Perché, in assenza di una trasformazione strutturale della società, si è avuta paura di cambiare ed, anzi, spesso si è tornati indietro a richiami tradizionali anche se semplicemente simbolici?
Non è che io creda nella inutilità della conservazione. Al contrario. Una società si definisce come un particolare insieme di relazioni statiche o dinamiche fra componenti che costituiscono una unità composita; cioè, da quelle relazioni fra le sue componenti che devono rimanere invarianti perché si mantenga la propria identità. Per questo motivo, non tanto è decisiva la dialettica tra progressismo e conservazione, quanto quella tra le nozioni di chiusura e di apertura. Un habitat è autonomo quando i cambiamenti strutturali conservano la sua identità. Allora perché si ha paura delle aperture e si preferiscono le chiusure se questi cambiamenti spettano a chi governa le strutture? Perché si teme l’invasione e la minaccia alla propria identità? E perché?

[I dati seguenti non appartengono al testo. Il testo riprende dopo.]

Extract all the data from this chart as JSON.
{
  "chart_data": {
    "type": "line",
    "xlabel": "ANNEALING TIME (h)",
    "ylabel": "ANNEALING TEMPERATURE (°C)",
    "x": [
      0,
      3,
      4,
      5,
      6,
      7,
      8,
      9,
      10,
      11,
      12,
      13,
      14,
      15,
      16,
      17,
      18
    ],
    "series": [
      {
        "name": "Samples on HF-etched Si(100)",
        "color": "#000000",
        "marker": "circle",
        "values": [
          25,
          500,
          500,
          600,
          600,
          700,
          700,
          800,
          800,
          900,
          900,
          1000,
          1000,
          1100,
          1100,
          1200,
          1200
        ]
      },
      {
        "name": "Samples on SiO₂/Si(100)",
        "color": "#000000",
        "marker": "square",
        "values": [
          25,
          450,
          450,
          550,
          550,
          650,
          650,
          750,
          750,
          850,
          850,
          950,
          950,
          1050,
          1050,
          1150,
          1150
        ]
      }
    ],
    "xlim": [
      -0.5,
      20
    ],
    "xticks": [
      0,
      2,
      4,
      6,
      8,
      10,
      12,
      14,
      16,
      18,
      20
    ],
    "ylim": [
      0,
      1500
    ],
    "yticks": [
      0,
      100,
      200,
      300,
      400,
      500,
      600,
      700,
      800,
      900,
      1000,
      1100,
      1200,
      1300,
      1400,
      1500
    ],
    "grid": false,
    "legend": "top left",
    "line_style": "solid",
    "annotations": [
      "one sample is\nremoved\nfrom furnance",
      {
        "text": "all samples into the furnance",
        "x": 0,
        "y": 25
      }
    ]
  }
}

Qualche anno fa Marturana e Varela definirono l’ontogenesi di un determinato habitat (unità) come la storia dei suoi cambiamenti di struttura. La nostra identità è stata costruita dunque sulle aperture, non sulle chiusure. Facciamo un esempio: noi abbiamo una identità di italiani. Ora c’è un cambiamento strutturale nella costituzione dell’Unione Europea. Possiamo restare chiusi a questa innovazione o aprirci e definirci in quanto italiani dentro una identità europea. Che problema c’è? I nostri amici sardi, lombardi, campani, siciliani o altro, essendo al tempo stesso italiani, non hanno perso la loro identità.
La verità, la mia verità è un’altra e si evince perfettamente dalle guerre in atto. La mia verità è che la chiusura organizzazionale dell’habitat sociale è funzionale all’affermazione di un dominio cognitivo di una nuova forma di potere. Non a caso Putin ha voluto, imposto, prima in Cecenia e ora in Ucraina, che la lingua ufficiale fosse quella russa. È una tipica chiusura organizzazionale funzionale al dominio cognitivo. Per questo stesso motivo, Israele non permette alcuna forma di associazione mista o vieta matrimoni misti con i palestinesi. La stessa forma di chiusura organizzazionale per un potere di nuovo tipo. Per questo stesso motivo, in Italia, da moltissimi anni ad oggi, sono stati distrutti tutti i luoghi di contestazione critica e di educazione, come le scuole e le università, come ad esempio la esclusione dello smarth phone dalla didattica; perché si tratta di una competenza che gli insegnanti non controllano ma gli studenti si. È una nuova chiusura organizzazionale per un dominio cognitivo come nuova forma di potere.
Le autocrazie moderne si connotano così.